Dhaka North City Corporation
Expanding green spaces to create a more inclusive and livable city
Low-lying Bangladesh is particularly vulnerable to the impacts of climate change; Dhaka North is one of the most densely populated cities on earth, leading to a lack of clean, green urban spaces for millions of residents. Dhaka also welcomes an estimated 2,000 new arrivals every day, 26% of whom are climate migrants fleeing from floods and droughts in rural areas to find a safer life in the city.
To manage the impacts of urban growth, Dhaka North is increasing urban green space by 70% and public toilet access by 80%, ensuring millions more residents will have access to recreational areas and clean and sanitary bathroom facilities. The city is also developing 16 parks, three playgrounds, rainwater harvesting facilities, and improving pavements and cycling routes.
The green spaces will increase climate resilience to heat waves and flooding, reduce greenhouse emissions, and create areas that are both equitable and accessible. It is estimated that 60% of the project beneficiaries will be women, children and low-income residents; the city has considered women’s safety and designated women’s corners and single-sex toilets in every park. Migrants, often displaced by climate impacts, regularly find themselves living in informal settlements and tensions with locals sometimes arise; increasing green space means that new areas will be opened up for residents to mix, mingle and break down social barriers. By the end of 2022, Dhaka North aims to provide green spaces that are accessible within a 15-minute walk for 20% of the population.
Mayor of Dhaka North City Corporation, Atiqul Islam, said: “Dhaka North is proud and encouraged to be recognised for the bold action it is taking against climate change. Dhaka is on the front-line of climate change and we at Dhaka North are working to find nature-based solutions to tackle this crisis.
“I believe creating physical infrastructure like parks, playgrounds and green spaces will help our future generations to have an improved wellbeing infrastructure. Action against climate change is required now; C40 Cities encourages us to take such bold steps.”
Metropolitan Area of Guadalajara
Nidos de lluvia: enhancing local water resilience
In 2021, Jalisco experienced a severe drought, leading to low water supplies and water shortages for city residents. In response, the Metropolitan Area of Guadalajara launched the Nidos de Lluvia (Rain Nests) programme. The programme aims to improve water access by installing rainwater harvesting systems in the most water-vulnerable neighbourhoods. The harvesting system collects rainwater and channels it through filters for cleaning and storage. Families and schools in areas most affected by drought can apply to have the system installed to ensure access to safe and healthy drinking water in times of drought.
The Nidos de Lluvia programme is easy to replicate and emphasises community participation. Women were responsible for most water-obtaining tasks on top of childcare responsibilities; therefore, community boards that serve as Nidos de Lluvia training centres offer child-friendly services that accommodate school hours. The boards also provide educational sessions, supporting residents to learn to read and write, and those without an internet connection.

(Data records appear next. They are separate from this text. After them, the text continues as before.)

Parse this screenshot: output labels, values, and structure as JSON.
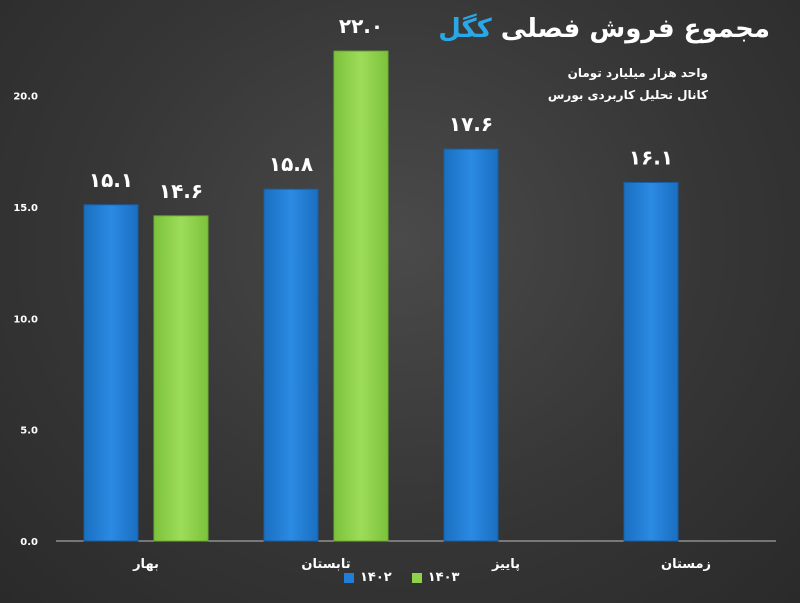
{
  "title": {
    "main": "مجموع فروش فصلی",
    "brand": "کگل"
  },
  "subtitles": [
    "واحد هزار میلیارد تومان",
    "کانال تحلیل کاربردی بورس"
  ],
  "colors": {
    "series_1402": "#1f7fd6",
    "series_1403": "#8ed24a",
    "axis": "#bdbdbd",
    "grid": "#3f3f3f",
    "text": "#ffffff"
  },
  "chart_data": {
    "type": "bar",
    "categories": [
      "بهار",
      "تابستان",
      "پاییز",
      "زمستان"
    ],
    "series": [
      {
        "name": "۱۴۰۲",
        "values": [
          15.1,
          15.8,
          17.6,
          16.1
        ]
      },
      {
        "name": "۱۴۰۳",
        "values": [
          14.6,
          22.0,
          null,
          null
        ]
      }
    ],
    "data_labels": [
      [
        "۱۵.۱",
        "۱۵.۸",
        "۱۷.۶",
        "۱۶.۱"
      ],
      [
        "۱۴.۶",
        "۲۲.۰",
        "",
        ""
      ]
    ],
    "y_ticks": [
      0,
      5,
      10,
      15,
      20
    ],
    "y_tick_labels": [
      "0.0",
      "5.0",
      "10.0",
      "15.0",
      "20.0"
    ],
    "ylim": [
      0,
      22.5
    ],
    "legend": "bottom",
    "grid": false
  }
}
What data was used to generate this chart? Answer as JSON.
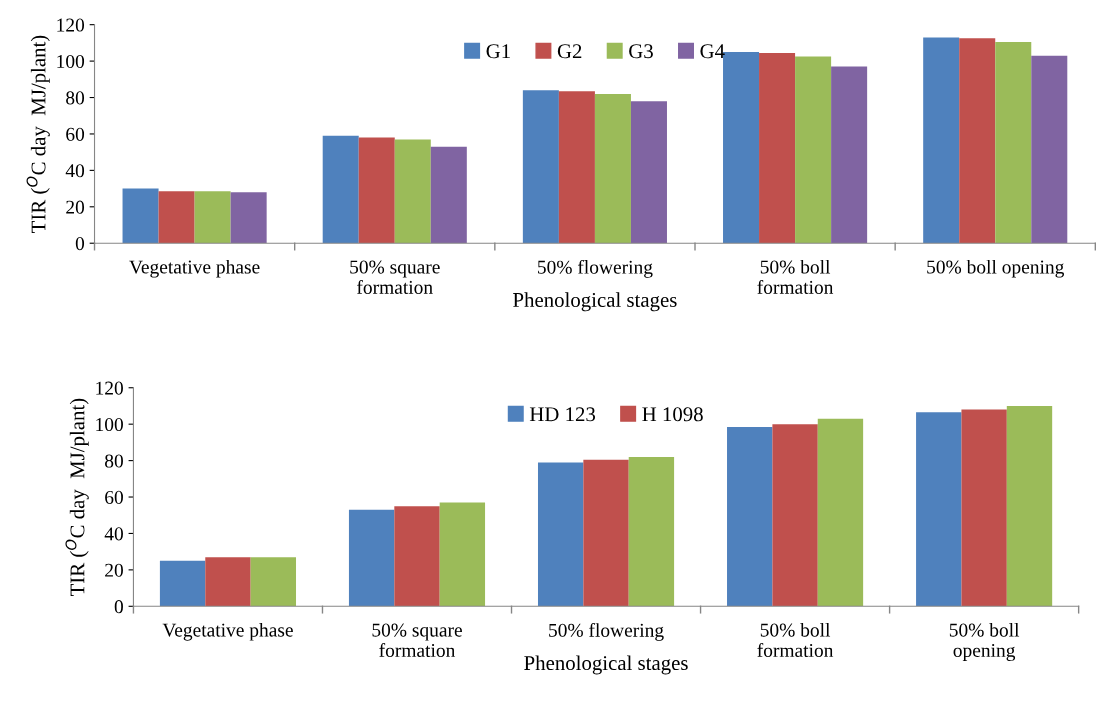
{
  "chart_data": [
    {
      "type": "bar",
      "xlabel": "Phenological stages",
      "ylabel": "TIR ($^{O}$C day  MJ/plant)",
      "categories": [
        "Vegetative phase",
        "50% square\nformation",
        "50% flowering",
        "50% boll\nformation",
        "50% boll opening"
      ],
      "series": [
        {
          "name": "G1",
          "color": "#4f81bd",
          "values": [
            30,
            59,
            84,
            105,
            113
          ]
        },
        {
          "name": "G2",
          "color": "#c0504d",
          "values": [
            28.5,
            58,
            83.5,
            104.5,
            112.5
          ]
        },
        {
          "name": "G3",
          "color": "#9bbb59",
          "values": [
            28.5,
            57,
            82,
            102.5,
            110.5
          ]
        },
        {
          "name": "G4",
          "color": "#8064a2",
          "values": [
            28,
            53,
            78,
            97,
            103
          ]
        }
      ],
      "ylim": [
        0,
        120
      ],
      "yticks": [
        0,
        20,
        40,
        60,
        80,
        100,
        120
      ],
      "grid": false,
      "legend": "top"
    },
    {
      "type": "bar",
      "xlabel": "Phenological stages",
      "ylabel": "TIR ($^{O}$C day  MJ/plant)",
      "categories": [
        "Vegetative phase",
        "50% square\nformation",
        "50% flowering",
        "50% boll\nformation",
        "50% boll\nopening"
      ],
      "series": [
        {
          "name": "HD 123",
          "color": "#4f81bd",
          "values": [
            25,
            53,
            79,
            98.5,
            106.5
          ]
        },
        {
          "name": "H 1098",
          "color": "#c0504d",
          "values": [
            27,
            55,
            80.5,
            100,
            108
          ]
        },
        {
          "color": "#9bbb59",
          "values": [
            27,
            57,
            82,
            103,
            110
          ]
        }
      ],
      "ylim": [
        0,
        120
      ],
      "yticks": [
        0,
        20,
        40,
        60,
        80,
        100,
        120
      ],
      "grid": false,
      "legend": "top"
    }
  ]
}
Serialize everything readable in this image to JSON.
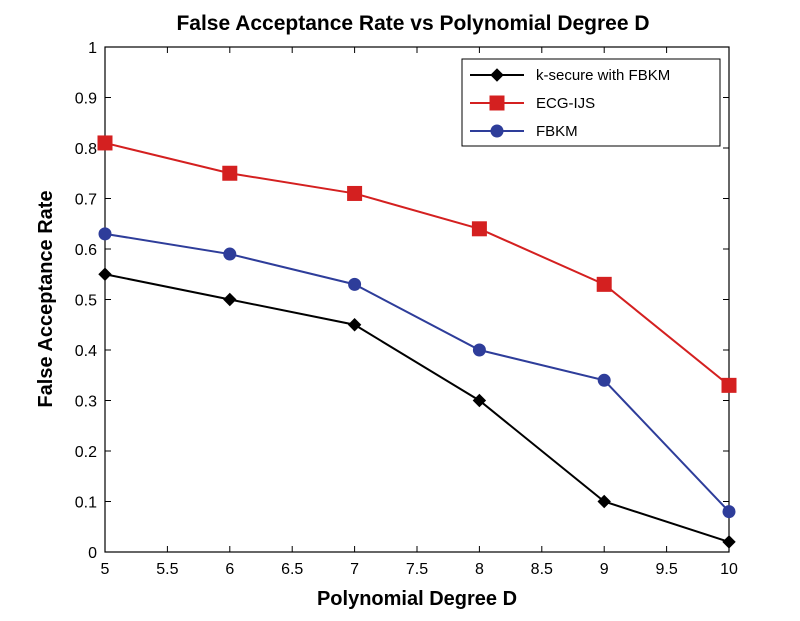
{
  "chart_data": {
    "type": "line",
    "title": "False Acceptance Rate vs Polynomial Degree D",
    "xlabel": "Polynomial Degree D",
    "ylabel": "False Acceptance Rate",
    "xlim": [
      5,
      10
    ],
    "ylim": [
      0,
      1
    ],
    "x_ticks": [
      "5",
      "5.5",
      "6",
      "6.5",
      "7",
      "7.5",
      "8",
      "8.5",
      "9",
      "9.5",
      "10"
    ],
    "y_ticks": [
      "0",
      "0.1",
      "0.2",
      "0.3",
      "0.4",
      "0.5",
      "0.6",
      "0.7",
      "0.8",
      "0.9",
      "1"
    ],
    "grid": false,
    "legend_position": "top-right",
    "x": [
      5,
      6,
      7,
      8,
      9,
      10
    ],
    "series": [
      {
        "name": "k-secure with FBKM",
        "values": [
          0.55,
          0.5,
          0.45,
          0.3,
          0.1,
          0.02
        ],
        "color": "#000000",
        "marker": "diamond"
      },
      {
        "name": "ECG-IJS",
        "values": [
          0.81,
          0.75,
          0.71,
          0.64,
          0.53,
          0.33
        ],
        "color": "#d42020",
        "marker": "square"
      },
      {
        "name": "FBKM",
        "values": [
          0.63,
          0.59,
          0.53,
          0.4,
          0.34,
          0.08
        ],
        "color": "#2e3d9a",
        "marker": "circle"
      }
    ]
  }
}
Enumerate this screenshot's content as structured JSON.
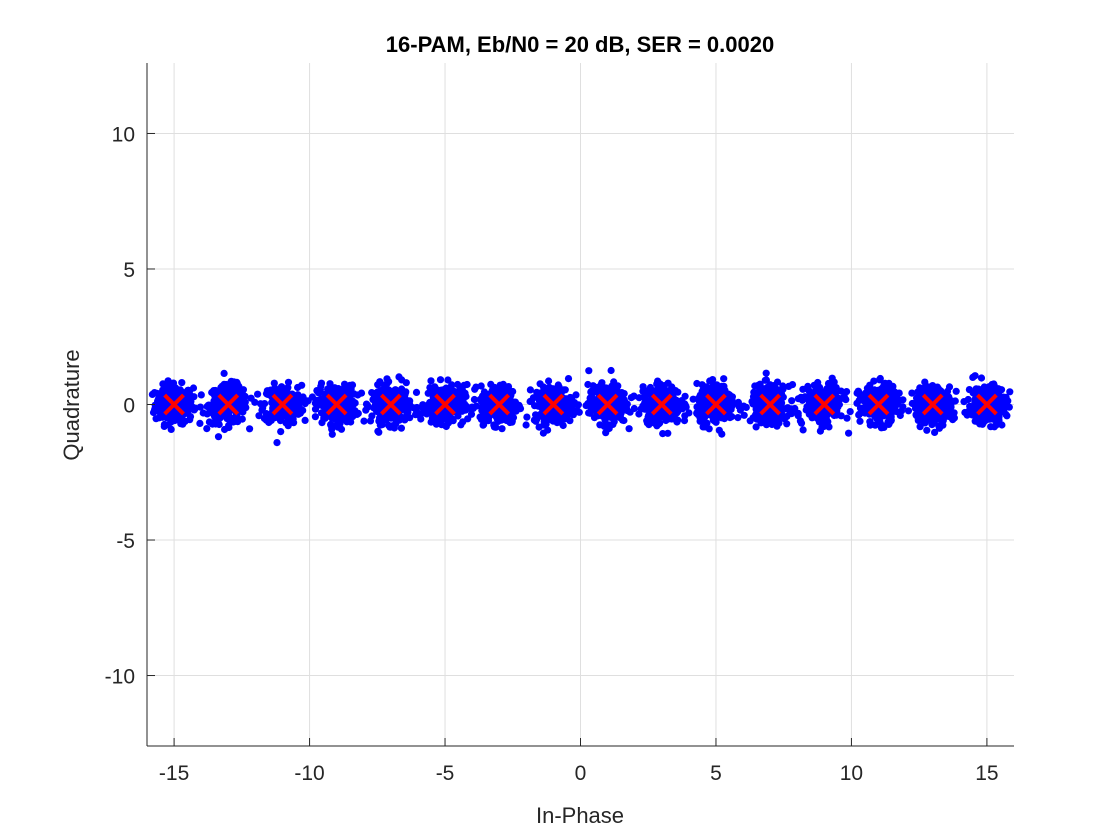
{
  "chart_data": {
    "type": "scatter",
    "title": "16-PAM, Eb/N0 = 20 dB, SER = 0.0020",
    "xlabel": "In-Phase",
    "ylabel": "Quadrature",
    "xlim": [
      -16,
      16
    ],
    "ylim": [
      -12.6,
      12.6
    ],
    "xticks": [
      -15,
      -10,
      -5,
      0,
      5,
      10,
      15
    ],
    "xtick_labels": [
      "-15",
      "-10",
      "-5",
      "0",
      "5",
      "10",
      "15"
    ],
    "yticks": [
      -10,
      -5,
      0,
      5,
      10
    ],
    "ytick_labels": [
      "-10",
      "-5",
      "0",
      "5",
      "10"
    ],
    "grid": true,
    "series": [
      {
        "role": "received-symbols",
        "marker": "dot",
        "color": "#0000ff",
        "cluster_centers": [
          -15,
          -13,
          -11,
          -9,
          -7,
          -5,
          -3,
          -1,
          1,
          3,
          5,
          7,
          9,
          11,
          13,
          15
        ],
        "approx_noise_spread": 0.35
      },
      {
        "role": "reference-constellation",
        "marker": "x",
        "color": "#ff0000",
        "x": [
          -15,
          -13,
          -11,
          -9,
          -7,
          -5,
          -3,
          -1,
          1,
          3,
          5,
          7,
          9,
          11,
          13,
          15
        ],
        "y": [
          0,
          0,
          0,
          0,
          0,
          0,
          0,
          0,
          0,
          0,
          0,
          0,
          0,
          0,
          0,
          0
        ]
      }
    ]
  }
}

As a result of the programme, 16 million litres of water were collected via 600 harvesting systems, providing water to over 2,000 residents in 2021. Metro Guadalajara estimates that by 2024, nearly 60,000 people will have improved water security, reducing the rates of critical water vulnerability by 67%.
Mayor of Zapopan and President of the Metropolitan Coordination Board, Juan José Frangie Saade, said: “Local government investments in projects like Nidos de Lluvia, which improve the quality of life for residents while making the management of municipal services like drinking water more efficient, must become a priority — something that leaves real benefits for the people.“
General Director of the Metropolitan Planning Institute of Guadalajara, Martha Patricia Martínez Barba, said: “Acting in the face of a reality – where the effects and the difficulty to adapt to global climate change is exacerbated in vulnerable populations – requires innovative solutions and alliances that have a social impact, starting at the local level, at affordable costs with lasting effects, but above all, with nature based solutions. The recognition of Nidos de Lluvia is a testimony of the commitment and leadership that we have in Jalisco, from the governance with integral and replicable solutions that add to the environment and equality to face the climate crisis.”